Sra. Miriam,trabalhou em comercio e os alvos principais dos seguranças para abordagem são negros.
Venha para a periferia e venha com seus próprios olhos a realidade desse gente.O Caverão já meteu o pé na sua casa? Veja a cena na casa de um morador de favela e negro.
Conti….
Acredito que a Sra. não tenha tempo para isso. Vamos sair do alto e encarrar a realidade.
Liberdade raiou,mas, a igualdade não!A miscigenação não impediu as diferenças e igualdades em todos os sentidos.
Márcia Lopes,meu sobrinho é cotistas na uerj. Mérito e:estudar e depois fazer jus ao seu diploma.
O desempenho dele é igual aquele que não entrou pelas cotas. O professor não quer saber quem cotistas ou não,quer sim saber de resultado na aula.
Viva o debate sério verdadeiro!!!
Sempre existiram cotas raciais no Brasil… Sempre!
Só que única e exclusivamente para os brancos!
Sou sim a favor às cotas raciais para os grupos étnicos socialmente marginalizados pela história da Elite branca…
Concordo com Fábio!
Sempre existiram cotas raciais no Brasil… Sempre!
Só que única e exclusivamente para os brancos!
Sou sim a favor às cotas raciais para os grupos étnicos socialmente marginalizados pela história dos aristocratas.
Concordo com Fábio!
Sempre existiram cotas raciais no Brasil… Sempre!
Só que única e exclusivamente para os brancos!

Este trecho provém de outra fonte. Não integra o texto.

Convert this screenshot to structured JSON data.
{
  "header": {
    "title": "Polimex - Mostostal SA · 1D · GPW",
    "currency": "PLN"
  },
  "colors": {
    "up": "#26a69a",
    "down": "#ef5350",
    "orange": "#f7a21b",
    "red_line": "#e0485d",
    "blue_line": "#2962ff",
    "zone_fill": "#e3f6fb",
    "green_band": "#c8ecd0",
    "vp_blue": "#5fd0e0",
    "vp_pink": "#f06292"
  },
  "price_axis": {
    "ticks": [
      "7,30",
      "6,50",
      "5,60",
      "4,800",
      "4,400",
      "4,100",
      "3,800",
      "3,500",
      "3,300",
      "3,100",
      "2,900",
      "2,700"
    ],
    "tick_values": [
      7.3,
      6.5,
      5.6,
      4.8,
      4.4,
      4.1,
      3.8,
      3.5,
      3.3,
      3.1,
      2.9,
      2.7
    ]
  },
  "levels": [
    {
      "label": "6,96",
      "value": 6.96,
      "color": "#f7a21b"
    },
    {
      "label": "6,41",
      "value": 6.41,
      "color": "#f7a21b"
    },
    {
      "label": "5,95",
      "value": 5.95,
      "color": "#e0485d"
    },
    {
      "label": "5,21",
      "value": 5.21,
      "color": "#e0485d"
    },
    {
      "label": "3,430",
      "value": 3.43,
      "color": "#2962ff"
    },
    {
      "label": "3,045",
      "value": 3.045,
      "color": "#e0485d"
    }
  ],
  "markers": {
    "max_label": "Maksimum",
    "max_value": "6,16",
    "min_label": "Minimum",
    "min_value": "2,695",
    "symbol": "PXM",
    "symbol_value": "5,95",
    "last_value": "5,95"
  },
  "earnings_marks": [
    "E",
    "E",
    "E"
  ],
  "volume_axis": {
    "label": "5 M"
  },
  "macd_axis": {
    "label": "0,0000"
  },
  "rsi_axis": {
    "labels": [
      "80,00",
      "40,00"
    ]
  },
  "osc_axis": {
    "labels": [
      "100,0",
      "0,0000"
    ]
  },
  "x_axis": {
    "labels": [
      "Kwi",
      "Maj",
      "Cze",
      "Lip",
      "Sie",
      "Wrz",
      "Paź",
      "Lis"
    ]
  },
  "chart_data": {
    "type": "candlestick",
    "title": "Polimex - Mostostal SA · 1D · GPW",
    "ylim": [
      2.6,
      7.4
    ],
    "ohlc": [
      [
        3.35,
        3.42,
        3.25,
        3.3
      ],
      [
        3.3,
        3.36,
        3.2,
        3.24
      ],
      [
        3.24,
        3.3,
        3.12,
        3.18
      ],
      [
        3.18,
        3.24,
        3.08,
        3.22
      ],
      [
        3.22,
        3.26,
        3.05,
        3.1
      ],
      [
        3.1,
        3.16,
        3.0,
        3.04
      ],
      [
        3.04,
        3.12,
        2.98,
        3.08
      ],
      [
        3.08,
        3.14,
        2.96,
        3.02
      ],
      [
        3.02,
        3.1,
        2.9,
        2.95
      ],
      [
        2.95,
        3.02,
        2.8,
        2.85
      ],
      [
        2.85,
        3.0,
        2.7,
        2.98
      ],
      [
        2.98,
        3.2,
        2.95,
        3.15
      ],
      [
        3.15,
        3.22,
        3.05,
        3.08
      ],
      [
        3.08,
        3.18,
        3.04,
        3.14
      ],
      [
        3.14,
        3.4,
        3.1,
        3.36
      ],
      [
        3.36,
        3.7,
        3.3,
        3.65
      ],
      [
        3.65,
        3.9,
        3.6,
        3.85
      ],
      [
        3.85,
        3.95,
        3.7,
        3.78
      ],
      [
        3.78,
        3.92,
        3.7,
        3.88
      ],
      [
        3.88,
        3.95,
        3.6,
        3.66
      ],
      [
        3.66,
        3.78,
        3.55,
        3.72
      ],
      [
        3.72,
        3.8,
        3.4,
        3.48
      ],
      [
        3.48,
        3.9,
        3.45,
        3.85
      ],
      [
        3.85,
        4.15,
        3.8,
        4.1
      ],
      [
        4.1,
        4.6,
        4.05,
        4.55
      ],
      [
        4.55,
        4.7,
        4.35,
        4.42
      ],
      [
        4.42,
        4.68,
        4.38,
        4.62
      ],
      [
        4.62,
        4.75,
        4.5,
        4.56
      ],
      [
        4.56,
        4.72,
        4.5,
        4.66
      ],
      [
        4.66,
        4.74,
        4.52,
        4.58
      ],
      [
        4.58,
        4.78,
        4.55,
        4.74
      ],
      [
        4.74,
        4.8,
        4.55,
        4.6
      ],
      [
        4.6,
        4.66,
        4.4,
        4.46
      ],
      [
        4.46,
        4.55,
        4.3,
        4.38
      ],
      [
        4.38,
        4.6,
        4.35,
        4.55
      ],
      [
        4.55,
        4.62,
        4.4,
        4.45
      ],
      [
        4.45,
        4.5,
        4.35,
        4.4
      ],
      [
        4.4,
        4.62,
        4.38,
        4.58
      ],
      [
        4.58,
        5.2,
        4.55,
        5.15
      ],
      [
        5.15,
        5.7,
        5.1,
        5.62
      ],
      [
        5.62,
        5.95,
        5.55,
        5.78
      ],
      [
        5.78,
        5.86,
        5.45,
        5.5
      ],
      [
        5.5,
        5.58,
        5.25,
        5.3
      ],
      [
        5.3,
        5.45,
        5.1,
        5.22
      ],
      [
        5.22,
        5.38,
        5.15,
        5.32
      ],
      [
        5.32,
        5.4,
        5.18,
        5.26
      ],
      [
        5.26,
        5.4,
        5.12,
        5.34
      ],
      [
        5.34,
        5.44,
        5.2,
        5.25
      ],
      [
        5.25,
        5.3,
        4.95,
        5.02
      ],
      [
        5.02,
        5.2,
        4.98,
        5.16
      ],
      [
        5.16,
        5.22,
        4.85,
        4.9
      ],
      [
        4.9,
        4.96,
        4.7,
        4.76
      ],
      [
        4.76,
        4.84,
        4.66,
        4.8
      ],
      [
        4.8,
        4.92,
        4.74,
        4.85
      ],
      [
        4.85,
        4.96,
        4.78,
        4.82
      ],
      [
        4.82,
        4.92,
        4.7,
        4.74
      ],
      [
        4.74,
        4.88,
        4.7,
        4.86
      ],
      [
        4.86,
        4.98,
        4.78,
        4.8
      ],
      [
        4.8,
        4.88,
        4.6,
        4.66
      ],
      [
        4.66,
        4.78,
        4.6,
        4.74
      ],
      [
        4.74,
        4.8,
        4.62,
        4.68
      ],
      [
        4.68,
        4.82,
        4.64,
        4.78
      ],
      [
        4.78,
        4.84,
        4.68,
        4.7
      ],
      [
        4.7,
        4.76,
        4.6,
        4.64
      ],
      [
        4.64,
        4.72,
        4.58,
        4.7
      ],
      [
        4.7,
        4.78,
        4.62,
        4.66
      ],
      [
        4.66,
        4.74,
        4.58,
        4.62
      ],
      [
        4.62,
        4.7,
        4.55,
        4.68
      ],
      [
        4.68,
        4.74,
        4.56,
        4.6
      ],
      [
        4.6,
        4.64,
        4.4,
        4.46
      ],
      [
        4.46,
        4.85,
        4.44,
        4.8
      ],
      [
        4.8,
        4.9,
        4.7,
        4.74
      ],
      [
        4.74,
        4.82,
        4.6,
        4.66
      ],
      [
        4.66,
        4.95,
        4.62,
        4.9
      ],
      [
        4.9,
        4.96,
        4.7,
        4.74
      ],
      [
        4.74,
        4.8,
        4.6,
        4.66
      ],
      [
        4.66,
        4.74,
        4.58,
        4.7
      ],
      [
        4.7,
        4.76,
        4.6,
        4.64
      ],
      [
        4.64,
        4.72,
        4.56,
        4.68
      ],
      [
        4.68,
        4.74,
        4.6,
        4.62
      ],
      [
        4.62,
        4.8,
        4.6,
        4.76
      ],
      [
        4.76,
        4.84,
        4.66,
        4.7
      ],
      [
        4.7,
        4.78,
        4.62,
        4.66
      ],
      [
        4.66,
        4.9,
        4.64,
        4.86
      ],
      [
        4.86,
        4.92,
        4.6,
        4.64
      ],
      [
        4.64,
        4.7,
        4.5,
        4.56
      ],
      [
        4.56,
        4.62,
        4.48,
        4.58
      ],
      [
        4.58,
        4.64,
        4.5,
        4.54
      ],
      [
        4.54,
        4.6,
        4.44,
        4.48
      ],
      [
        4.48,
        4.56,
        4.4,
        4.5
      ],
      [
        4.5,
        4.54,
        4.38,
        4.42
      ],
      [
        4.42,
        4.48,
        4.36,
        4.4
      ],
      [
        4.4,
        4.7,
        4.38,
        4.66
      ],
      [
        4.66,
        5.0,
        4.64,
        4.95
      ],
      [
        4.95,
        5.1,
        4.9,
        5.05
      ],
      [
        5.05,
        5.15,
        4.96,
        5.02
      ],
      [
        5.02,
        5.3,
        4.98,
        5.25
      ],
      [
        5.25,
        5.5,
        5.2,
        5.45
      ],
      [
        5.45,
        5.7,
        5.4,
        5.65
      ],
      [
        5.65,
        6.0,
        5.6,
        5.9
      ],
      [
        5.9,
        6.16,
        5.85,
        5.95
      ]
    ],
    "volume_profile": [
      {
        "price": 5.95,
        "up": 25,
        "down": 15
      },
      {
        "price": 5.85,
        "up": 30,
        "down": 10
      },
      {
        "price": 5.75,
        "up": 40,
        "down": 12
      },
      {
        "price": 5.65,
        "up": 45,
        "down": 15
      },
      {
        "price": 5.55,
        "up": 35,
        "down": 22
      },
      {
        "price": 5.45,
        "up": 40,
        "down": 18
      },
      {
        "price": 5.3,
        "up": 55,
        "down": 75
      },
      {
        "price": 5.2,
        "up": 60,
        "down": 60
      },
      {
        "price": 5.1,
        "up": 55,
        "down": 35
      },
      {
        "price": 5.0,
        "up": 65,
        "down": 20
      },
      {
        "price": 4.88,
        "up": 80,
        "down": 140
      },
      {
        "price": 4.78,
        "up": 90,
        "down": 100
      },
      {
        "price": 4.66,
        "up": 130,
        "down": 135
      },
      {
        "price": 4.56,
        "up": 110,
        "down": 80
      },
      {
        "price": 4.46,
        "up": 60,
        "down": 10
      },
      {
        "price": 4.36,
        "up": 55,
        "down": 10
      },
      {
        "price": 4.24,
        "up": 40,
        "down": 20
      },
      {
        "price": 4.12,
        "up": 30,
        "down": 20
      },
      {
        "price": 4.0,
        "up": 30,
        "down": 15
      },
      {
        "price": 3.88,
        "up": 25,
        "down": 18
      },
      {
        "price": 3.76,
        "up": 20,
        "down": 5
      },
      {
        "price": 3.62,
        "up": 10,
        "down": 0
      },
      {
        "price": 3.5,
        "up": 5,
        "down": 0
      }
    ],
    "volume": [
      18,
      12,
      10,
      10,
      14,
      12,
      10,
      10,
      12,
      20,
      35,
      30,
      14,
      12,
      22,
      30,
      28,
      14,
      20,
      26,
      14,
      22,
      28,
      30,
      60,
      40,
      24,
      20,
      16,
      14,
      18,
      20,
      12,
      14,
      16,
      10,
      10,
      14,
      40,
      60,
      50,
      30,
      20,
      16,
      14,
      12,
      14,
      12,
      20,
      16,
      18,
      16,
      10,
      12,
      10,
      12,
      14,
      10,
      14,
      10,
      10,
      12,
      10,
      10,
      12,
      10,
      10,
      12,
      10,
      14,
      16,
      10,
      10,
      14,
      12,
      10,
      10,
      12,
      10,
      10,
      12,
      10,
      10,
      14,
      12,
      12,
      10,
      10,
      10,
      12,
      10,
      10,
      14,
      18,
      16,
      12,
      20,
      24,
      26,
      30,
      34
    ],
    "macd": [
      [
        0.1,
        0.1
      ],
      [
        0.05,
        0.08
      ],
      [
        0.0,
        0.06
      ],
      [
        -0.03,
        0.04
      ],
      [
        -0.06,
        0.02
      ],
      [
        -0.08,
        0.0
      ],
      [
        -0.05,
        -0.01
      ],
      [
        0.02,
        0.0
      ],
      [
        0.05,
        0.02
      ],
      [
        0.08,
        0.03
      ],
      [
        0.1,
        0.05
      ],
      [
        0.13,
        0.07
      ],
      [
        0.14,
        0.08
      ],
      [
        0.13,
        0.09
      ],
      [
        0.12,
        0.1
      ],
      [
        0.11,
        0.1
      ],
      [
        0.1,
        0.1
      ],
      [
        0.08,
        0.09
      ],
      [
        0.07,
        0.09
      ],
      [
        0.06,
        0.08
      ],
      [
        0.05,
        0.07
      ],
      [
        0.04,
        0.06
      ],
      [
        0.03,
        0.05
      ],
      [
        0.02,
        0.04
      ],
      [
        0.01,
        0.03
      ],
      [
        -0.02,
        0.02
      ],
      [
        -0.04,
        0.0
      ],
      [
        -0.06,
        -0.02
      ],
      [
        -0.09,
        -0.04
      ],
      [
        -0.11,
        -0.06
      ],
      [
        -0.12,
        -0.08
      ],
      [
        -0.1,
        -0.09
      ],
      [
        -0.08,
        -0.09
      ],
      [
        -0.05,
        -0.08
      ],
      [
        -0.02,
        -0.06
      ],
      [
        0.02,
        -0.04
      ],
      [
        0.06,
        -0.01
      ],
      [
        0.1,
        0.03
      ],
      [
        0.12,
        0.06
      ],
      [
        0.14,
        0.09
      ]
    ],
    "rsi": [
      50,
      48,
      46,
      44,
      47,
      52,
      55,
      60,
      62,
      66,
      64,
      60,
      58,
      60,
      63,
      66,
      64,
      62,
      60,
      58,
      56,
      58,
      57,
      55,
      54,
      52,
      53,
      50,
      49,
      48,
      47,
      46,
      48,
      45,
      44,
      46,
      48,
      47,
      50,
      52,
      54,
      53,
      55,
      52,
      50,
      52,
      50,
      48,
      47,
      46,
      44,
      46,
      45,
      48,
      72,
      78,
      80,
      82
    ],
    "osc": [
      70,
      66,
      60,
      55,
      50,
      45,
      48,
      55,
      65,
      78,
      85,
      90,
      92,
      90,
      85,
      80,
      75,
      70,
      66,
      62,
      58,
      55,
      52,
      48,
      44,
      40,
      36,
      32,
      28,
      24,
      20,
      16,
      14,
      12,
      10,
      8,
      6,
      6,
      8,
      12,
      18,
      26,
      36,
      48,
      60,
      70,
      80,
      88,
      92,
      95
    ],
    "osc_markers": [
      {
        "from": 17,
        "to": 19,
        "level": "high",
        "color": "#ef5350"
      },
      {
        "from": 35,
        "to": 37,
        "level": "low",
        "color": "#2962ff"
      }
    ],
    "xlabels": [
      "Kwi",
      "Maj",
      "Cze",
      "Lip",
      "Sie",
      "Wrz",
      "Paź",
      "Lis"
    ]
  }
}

O artigo é muito bom! É uma tolice pensar que o negro foi abandonado pelo Estado após a abolição por causa de racismo, pois, na época, o branco pobre também não tinha assistência. E como a miscigenação sempre foi muito forte no Brasil, o resultado é que a maioria dos pobres de hoje não é negra, mas parda, e os pardos pobres têm e sempre tiveram as mesmas oportunidades que os brancos pobres. As cotas institucionalizam o racismo num país que nunca teve questão racial e torna a vida dos milhões de brancos pobres pior do que já é sem trazer benefício algum para os pretos e pardos pobres.